- When your slides look like Javadocs, you can teach students how to find meaningful information in that format.
- Print out slides as notes for each student so they will have reference material.
- If you have an online learning management system, make sure to put all your notes up on it.
- Have a slide that illustrates the different aspects of a JavaDoc entry.
- Point out what and where the method name is, the parameters, what the method returns, and the explanation.
- Literal arrows annotating the slides works really well!
- This slides should be a bit more guided and detailed than Javadocs so that students understand what they’re looking at easily, both in form and content.
- Include examples of the method in use in your slides to help students.
- Even though Javadocs doesn’t always have easily accessible examples as a part of the definition, it’s extremely helpful for scaffolding students in reading documentation and learning about methods.
- Javadocs has examples for each method that are searchable from the main definition page but are not a part of the original explanation.

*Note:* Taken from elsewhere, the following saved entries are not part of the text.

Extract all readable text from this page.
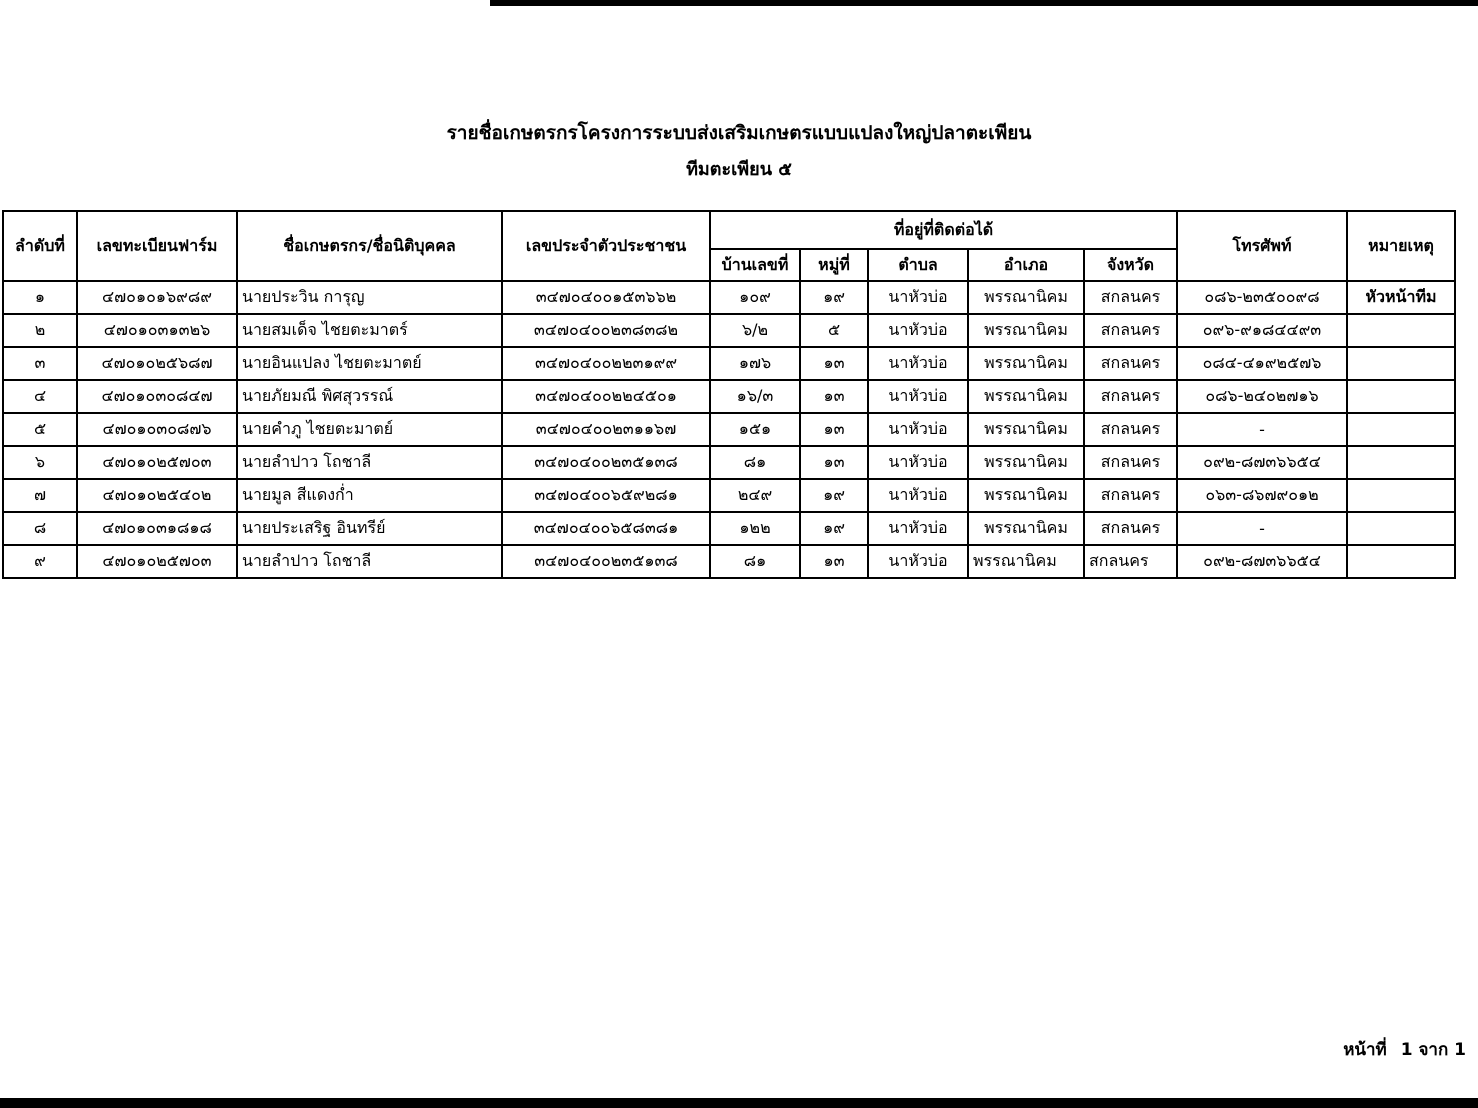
รายชื่อเกษตรกรโครงการระบบส่งเสริมเกษตรแบบแปลงใหญ่ปลาตะเพียน
ทีมตะเพียน ๕
ลำดับที่	เลขทะเบียนฟาร์ม	ชื่อเกษตรกร/ชื่อนิติบุคคล	เลขประจำตัวประชาชน	ที่อยู่ที่ติดต่อได้					โทรศัพท์	หมายเหตุ
				บ้านเลขที่	หมู่ที่	ตำบล	อำเภอ	จังหวัด		
๑	๔๗๐๑๐๑๖๙๘๙	นายประวิน การุญ	๓๔๗๐๔๐๐๑๕๓๖๖๒	๑๐๙	๑๙	นาหัวบ่อ	พรรณานิคม	สกลนคร	๐๘๖-๒๓๕๐๐๙๘	หัวหน้าทีม
๒	๔๗๐๑๐๓๑๓๒๖	นายสมเด็จ ไชยตะมาตร์	๓๔๗๐๔๐๐๒๓๘๓๘๒	๖/๒	๕	นาหัวบ่อ	พรรณานิคม	สกลนคร	๐๙๖-๙๑๘๔๔๙๓	
๓	๔๗๐๑๐๒๕๖๘๗	นายอินแปลง ไชยตะมาตย์	๓๔๗๐๔๐๐๒๒๓๑๙๙	๑๗๖	๑๓	นาหัวบ่อ	พรรณานิคม	สกลนคร	๐๘๔-๔๑๙๒๕๗๖	
๔	๔๗๐๑๐๓๐๘๔๗	นายภัยมณี พิศสุวรรณ์	๓๔๗๐๔๐๐๒๒๔๕๐๑	๑๖/๓	๑๓	นาหัวบ่อ	พรรณานิคม	สกลนคร	๐๘๖-๒๔๐๒๗๑๖	
๕	๔๗๐๑๐๓๐๘๗๖	นายคำภู ไชยตะมาตย์	๓๔๗๐๔๐๐๒๓๑๑๖๗	๑๕๑	๑๓	นาหัวบ่อ	พรรณานิคม	สกลนคร	-	
๖	๔๗๐๑๐๒๕๗๐๓	นายลำปาว โถชาลี	๓๔๗๐๔๐๐๒๓๕๑๓๘	๘๑	๑๓	นาหัวบ่อ	พรรณานิคม	สกลนคร	๐๙๒-๘๗๓๖๖๕๔	
๗	๔๗๐๑๐๒๕๔๐๒	นายมูล สีแดงก่ำ	๓๔๗๐๔๐๐๖๕๙๒๘๑	๒๔๙	๑๙	นาหัวบ่อ	พรรณานิคม	สกลนคร	๐๖๓-๘๖๗๙๐๑๒	
๘	๔๗๐๑๐๓๑๘๑๘	นายประเสริฐ อินทรีย์	๓๔๗๐๔๐๐๖๕๘๓๘๑	๑๒๒	๑๙	นาหัวบ่อ	พรรณานิคม	สกลนคร	-	
๙	๔๗๐๑๐๒๕๗๐๓	นายลำปาว โถชาลี	๓๔๗๐๔๐๐๒๓๕๑๓๘	๘๑	๑๓	นาหัวบ่อ	พรรณานิคม	สกลนคร	๐๙๒-๘๗๓๖๖๕๔	
หน้าที่ 1 จาก 1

- When students have questions about the material after lecture, tell them everything they need to know is in their notes.
- Require that they at least locate the relevant information in their notes before answering their question.
- Next, create an assignment that requires them use a method they’ve never seen or had to use before.
- This will force students to look things up on their own and get them using Javadocs.
- Some students won’t think to look up methods on their own, so you’ll have to scaffold them into searching Google and Javadocs for the method.
- As students become comfortable using their notes that look like Javadocs, direct them to actual Javadocs documentation online.
- Tell them it’s the same concept, just online.
- Don’t underestimate the importance of scaffolding students from your notes that mimic Javadocs up to the actual online documentation itself.